As shown in fig. 4, scheduling optimization is performed by taking a single drone service and 40 pieces of user equipment as examples, and a trajectory of a drone under different scheduling optimization methods is shown in the figure; the difference is that the trajectory 2 is the flight trajectory of the unmanned aerial vehicle which is only optimized to be scheduled by the user equipment, and the trajectory 3 is the flight trajectory of the unmanned aerial vehicle which is scheduled by the random user equipment; where the triangle represents track 1, the diamond represents track 2, the square represents track 3, and track 2 coincides with track 3; as shown in fig. 5, a comparison graph of the average energy consumption of the user equipments for three scheduling methods is shown, where a triangle represents the average energy consumption of the user equipments for jointly optimizing the trajectory of the drone and for scheduling the user equipments provided by the embodiment, a circle represents the average energy consumption of the user equipments for optimizing only scheduling the user equipments, and a square represents the average energy consumption of the user equipments for scheduling the random user equipments; based on different functions of different user equipment in reality, the calculation task size is randomly generated in the embodiment, and the maximum service number K of the unmanned aerial vehicles is 3; as can be seen from the figure, the average energy consumption of the user equipment in the scheduling optimization method for jointly optimizing the unmanned aerial vehicle trajectory and the user equipment scheduling is much smaller than that in the method for only optimizing the user equipment scheduling and the method for randomly scheduling the user equipment.
Example 3
The present embodiment provides a scheduling optimization system for unmanned aerial vehicle-assisted mobile edge computation, as shown in fig. 6, including:
the model building module is used for building an unloading model of the mobile edge computing system, and the model comprises an unmanned aerial vehicle and a plurality of user equipment;
the energy consumption calculation module is used for obtaining the energy consumption of the calculation task according to the unloading model of the mobile edge calculation system;
the optimization problem establishing module is used for establishing an optimization problem combining the unmanned aerial vehicle track and the user equipment scheduling by taking the average energy consumption minimization of the user equipment as a target;
the optimization problem transformation module is used for transforming the optimization problem into a Markov decision process and defining a state space, an action space and a return function of an unloading model of the mobile edge computing system;
the network construction training module is used for constructing a deep neural network based on a deep reinforcement learning algorithm, and training the deep neural network by using a state space, an action space and a return function to obtain a trained deep neural network;
and the scheduling optimization module performs scheduling optimization by using the trained deep neural network to obtain an optimal scheduling strategy, namely a selection strategy of the flight path of the unmanned aerial vehicle and the user equipment.

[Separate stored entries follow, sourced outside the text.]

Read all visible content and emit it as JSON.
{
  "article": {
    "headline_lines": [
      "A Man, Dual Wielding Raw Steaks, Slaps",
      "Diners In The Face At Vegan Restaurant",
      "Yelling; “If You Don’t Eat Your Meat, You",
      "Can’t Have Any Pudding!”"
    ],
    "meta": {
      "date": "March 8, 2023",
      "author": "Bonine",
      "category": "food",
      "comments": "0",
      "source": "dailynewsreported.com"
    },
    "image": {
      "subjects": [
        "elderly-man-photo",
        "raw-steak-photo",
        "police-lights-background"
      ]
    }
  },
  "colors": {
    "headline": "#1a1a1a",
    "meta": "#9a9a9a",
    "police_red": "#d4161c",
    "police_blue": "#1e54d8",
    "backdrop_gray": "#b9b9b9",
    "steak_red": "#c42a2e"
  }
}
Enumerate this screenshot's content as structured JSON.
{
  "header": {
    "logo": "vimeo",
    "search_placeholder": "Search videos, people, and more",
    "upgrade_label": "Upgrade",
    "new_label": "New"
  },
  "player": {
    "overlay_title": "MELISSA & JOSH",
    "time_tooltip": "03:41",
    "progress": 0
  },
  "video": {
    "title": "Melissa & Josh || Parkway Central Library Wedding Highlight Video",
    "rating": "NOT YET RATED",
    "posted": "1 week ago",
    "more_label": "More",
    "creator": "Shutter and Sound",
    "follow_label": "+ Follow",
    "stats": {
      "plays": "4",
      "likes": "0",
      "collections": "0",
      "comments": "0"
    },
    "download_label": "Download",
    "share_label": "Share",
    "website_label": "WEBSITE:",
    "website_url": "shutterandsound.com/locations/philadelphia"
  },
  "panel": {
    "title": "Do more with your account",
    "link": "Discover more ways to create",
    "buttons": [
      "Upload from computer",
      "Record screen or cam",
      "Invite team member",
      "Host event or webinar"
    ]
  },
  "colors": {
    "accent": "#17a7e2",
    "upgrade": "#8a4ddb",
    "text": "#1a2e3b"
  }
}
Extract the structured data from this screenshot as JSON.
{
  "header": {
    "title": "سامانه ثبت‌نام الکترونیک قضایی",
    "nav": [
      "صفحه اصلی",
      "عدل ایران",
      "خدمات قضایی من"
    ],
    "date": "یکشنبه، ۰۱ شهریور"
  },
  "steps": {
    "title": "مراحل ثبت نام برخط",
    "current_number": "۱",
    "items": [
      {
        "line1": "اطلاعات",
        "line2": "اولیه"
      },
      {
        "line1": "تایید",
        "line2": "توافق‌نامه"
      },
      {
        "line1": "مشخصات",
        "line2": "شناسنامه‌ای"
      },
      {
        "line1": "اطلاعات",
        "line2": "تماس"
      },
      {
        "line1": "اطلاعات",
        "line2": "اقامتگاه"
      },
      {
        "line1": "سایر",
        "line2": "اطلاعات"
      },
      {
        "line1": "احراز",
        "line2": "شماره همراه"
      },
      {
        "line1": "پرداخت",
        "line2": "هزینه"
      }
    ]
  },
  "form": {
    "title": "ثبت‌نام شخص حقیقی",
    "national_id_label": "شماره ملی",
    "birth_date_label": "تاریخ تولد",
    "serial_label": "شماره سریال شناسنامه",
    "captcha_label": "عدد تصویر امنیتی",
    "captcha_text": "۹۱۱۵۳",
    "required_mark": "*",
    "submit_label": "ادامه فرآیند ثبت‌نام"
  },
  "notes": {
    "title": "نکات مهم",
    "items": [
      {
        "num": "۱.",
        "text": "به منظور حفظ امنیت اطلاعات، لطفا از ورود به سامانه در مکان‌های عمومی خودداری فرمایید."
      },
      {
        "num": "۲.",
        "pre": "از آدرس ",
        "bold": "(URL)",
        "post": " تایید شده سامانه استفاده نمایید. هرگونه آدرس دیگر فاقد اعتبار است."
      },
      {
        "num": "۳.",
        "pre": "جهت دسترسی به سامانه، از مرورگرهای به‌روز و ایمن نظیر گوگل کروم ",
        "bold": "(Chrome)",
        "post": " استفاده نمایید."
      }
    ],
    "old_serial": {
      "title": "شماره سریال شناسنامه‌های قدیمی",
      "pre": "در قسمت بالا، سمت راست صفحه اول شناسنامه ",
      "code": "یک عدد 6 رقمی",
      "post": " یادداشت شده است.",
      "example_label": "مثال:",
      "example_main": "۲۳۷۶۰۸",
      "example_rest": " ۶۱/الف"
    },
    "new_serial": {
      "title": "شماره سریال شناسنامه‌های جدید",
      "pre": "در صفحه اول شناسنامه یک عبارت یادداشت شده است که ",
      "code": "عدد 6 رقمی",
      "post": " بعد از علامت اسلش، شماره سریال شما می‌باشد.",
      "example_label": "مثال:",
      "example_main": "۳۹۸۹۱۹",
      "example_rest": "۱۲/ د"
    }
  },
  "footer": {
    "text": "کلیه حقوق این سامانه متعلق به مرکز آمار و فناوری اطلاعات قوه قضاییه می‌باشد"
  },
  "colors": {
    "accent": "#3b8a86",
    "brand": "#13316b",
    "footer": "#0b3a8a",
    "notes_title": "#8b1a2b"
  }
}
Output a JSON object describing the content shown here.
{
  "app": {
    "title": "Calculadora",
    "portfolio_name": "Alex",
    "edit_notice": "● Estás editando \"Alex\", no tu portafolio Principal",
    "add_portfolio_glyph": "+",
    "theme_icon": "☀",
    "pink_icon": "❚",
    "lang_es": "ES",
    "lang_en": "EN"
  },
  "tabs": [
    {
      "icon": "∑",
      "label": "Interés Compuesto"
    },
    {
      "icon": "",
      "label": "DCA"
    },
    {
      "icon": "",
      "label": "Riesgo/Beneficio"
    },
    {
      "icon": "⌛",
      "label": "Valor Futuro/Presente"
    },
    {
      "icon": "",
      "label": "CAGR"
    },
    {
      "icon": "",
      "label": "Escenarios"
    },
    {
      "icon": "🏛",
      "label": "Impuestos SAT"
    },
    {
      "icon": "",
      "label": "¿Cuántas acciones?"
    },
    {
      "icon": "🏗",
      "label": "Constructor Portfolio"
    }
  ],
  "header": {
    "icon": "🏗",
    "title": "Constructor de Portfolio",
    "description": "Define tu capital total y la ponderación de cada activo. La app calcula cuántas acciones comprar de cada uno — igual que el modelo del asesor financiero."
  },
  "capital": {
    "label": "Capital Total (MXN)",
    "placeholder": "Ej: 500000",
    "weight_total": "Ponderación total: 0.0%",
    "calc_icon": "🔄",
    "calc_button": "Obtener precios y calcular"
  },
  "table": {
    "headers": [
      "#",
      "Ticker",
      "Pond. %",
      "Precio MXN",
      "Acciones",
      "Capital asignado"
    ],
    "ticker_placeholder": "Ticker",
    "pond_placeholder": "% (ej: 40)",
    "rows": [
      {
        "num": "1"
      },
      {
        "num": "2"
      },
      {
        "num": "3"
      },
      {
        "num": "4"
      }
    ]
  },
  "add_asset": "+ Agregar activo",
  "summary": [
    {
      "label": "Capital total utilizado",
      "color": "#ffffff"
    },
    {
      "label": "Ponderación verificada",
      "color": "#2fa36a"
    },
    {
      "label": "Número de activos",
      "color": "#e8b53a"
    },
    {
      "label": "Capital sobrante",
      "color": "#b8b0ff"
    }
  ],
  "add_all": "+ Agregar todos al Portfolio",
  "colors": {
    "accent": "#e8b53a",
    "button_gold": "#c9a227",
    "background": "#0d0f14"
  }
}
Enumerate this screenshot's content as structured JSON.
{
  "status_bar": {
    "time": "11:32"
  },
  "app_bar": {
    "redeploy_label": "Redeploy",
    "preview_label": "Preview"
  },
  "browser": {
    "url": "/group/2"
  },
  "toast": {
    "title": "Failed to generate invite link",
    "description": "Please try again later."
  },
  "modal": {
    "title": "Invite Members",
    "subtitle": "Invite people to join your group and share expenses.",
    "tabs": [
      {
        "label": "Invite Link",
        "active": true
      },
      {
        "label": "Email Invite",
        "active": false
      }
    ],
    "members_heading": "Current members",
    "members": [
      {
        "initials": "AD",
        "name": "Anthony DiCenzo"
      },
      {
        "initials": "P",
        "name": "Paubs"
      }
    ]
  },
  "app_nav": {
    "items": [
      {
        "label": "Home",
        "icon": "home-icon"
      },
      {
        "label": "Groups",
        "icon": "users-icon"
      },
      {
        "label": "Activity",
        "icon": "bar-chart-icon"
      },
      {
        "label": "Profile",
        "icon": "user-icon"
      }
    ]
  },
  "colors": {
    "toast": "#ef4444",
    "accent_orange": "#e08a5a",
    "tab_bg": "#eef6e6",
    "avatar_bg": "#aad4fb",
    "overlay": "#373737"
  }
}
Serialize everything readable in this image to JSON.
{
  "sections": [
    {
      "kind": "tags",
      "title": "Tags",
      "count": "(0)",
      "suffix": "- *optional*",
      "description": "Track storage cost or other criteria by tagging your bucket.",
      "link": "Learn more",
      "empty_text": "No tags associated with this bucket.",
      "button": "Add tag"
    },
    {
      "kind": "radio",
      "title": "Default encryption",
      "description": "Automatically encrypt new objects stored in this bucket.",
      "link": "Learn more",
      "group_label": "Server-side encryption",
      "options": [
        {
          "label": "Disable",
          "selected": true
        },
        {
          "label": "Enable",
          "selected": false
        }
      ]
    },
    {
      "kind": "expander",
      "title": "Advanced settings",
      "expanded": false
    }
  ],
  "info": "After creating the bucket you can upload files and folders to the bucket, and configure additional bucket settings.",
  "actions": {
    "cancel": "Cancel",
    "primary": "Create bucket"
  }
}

The terms describing positional relationships in the drawings are for illustrative purposes only and are not to be construed as limiting the patent;
it should be understood that the above-described embodiments of the present invention are merely examples for clearly illustrating the present invention, and are not intended to limit the embodiments of the present invention. Other variations and modifications will be apparent to persons skilled in the art in light of the above description. And are neither required nor exhaustive of all embodiments. Any modification, equivalent replacement, and improvement made within the spirit and principle of the present invention should be included in the protection scope of the claims of the present invention.